As we’ve discussed in the past, the fitness game is a long con.  You’ve got to trick yourself into keeping up with it for months before you see progress and likely years before you start to feel like it’s a part of you, rather than a punishment for your love of carbohydrates.  In that time, your motivation will come and go, sometimes multiple times in the same day, and it can be easy to find yourself right back there with your high school ex, taking back promises, parting ways with the version of yourself you were once so sure you were.

The difference between your fitness and your exes, however, is that you’re better off with one and not the other.

I’ll leave it up to you to guess which one is which.

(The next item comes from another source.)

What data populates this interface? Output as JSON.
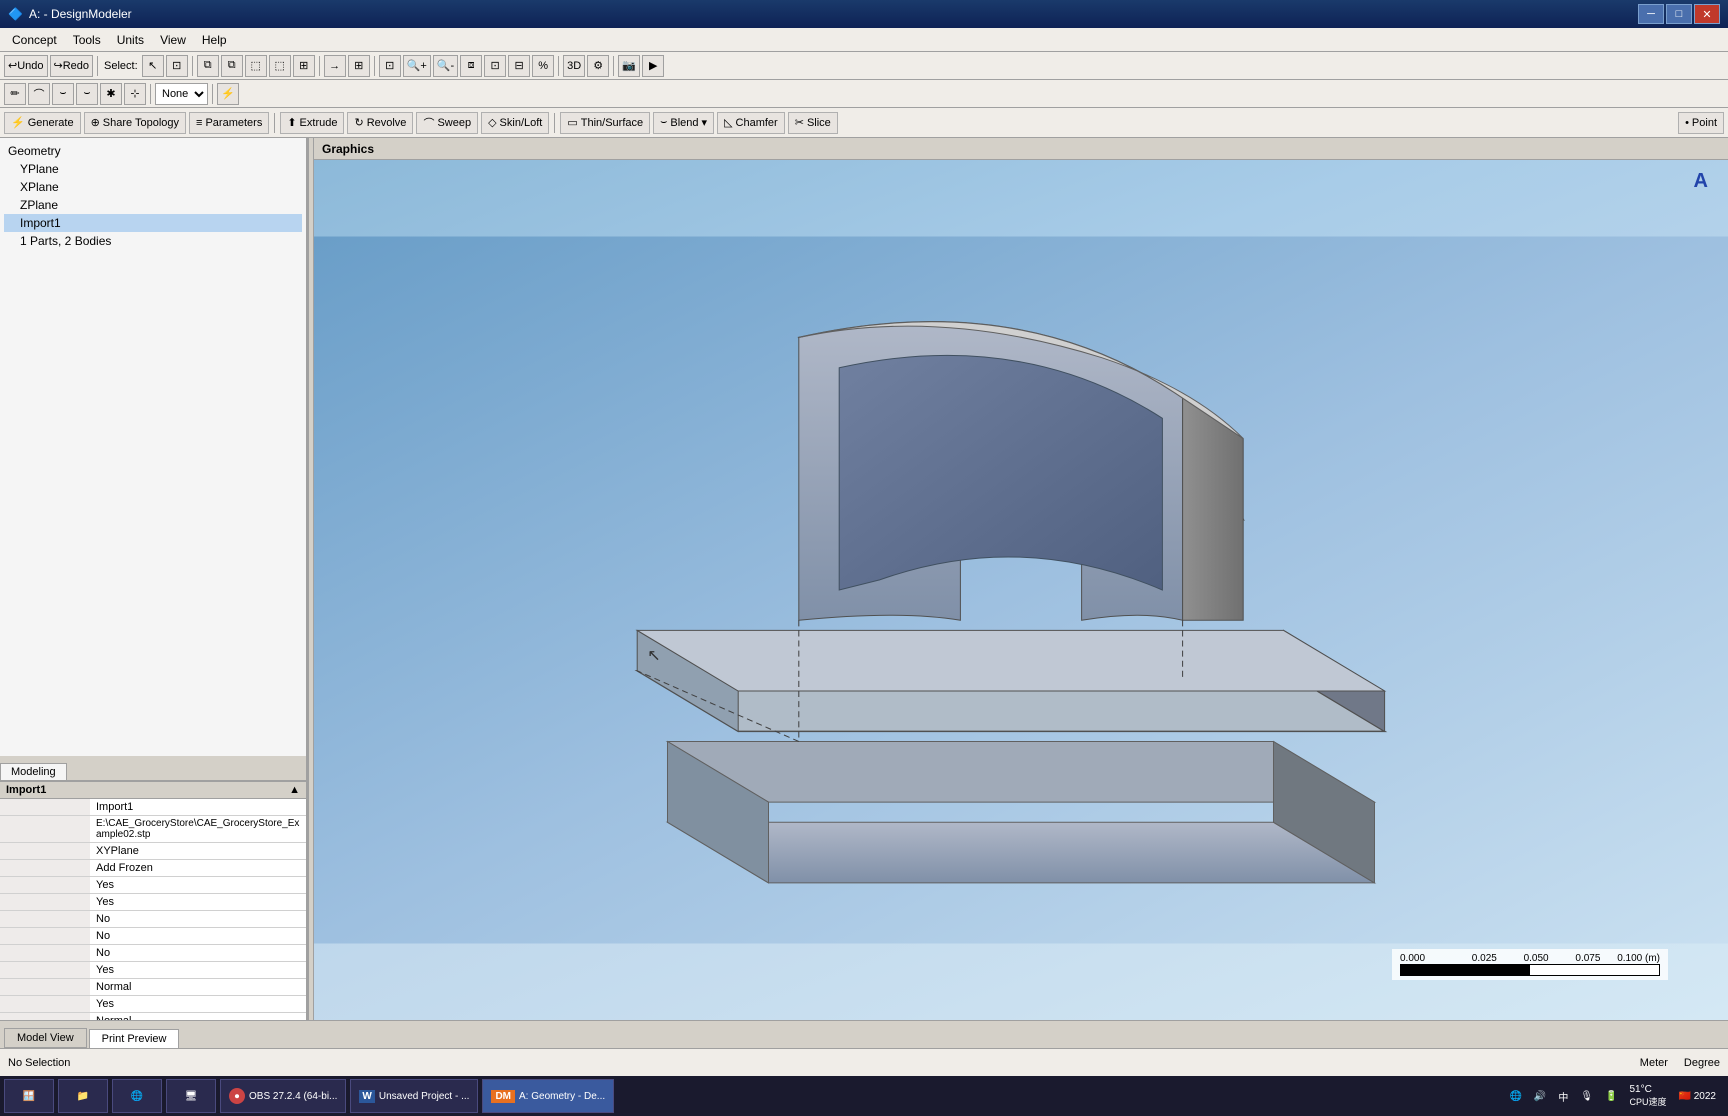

I’ve been married for some 11 years now, which makes me a seasoned husband but far from an expert.  We’ve had our ups and downs, good times and bad, but unlike the failed relationships of my past, there’s been one thing I think I can credit for our continued success: I don’t break my promises.  My wife is important enough to me that, even when I’m cold, tired, frustrated, or angry – I keep my word.  That’s really all there is to it.

So if motivation is your high school ex, what’s the fitness equivalent of a successful marriage?  You probably guessed it: it’s discipline.

The word discipline gets a bad rap.  It doesn’t evoke images of fun or passion, it sounds like work – and let’s be clear- sometimes it is, but we tend to forget that discipline almost always leads to good things.  We use discipline to help us do what needs doing, because it’s important, because it’s necessary, because some things are bigger than what feels easiest or most comfortable right now.  Motivation is fleeting, because the moment it butts heads with discomfort, it backs down.  Discipline looks discomfort square in the eye and tells it to shut its mouth.

That isn’t to say motivation doesn’t have a place in your fitness game.  Just like passion is an important part of a long and happy marriage, motivation will return with gusto, time and time again along your fitness journey.  The secret is letting discipline carry you through between those bouts of energetic passion.  Not every day of your marriage is going to feel like your wedding day, and not every workout is going to bless you with new PRs.  Just remember that those moments of passion, with your loved one and in the gym, are worth the tough times, the cold mornings, the days when all there is to do is keep your word.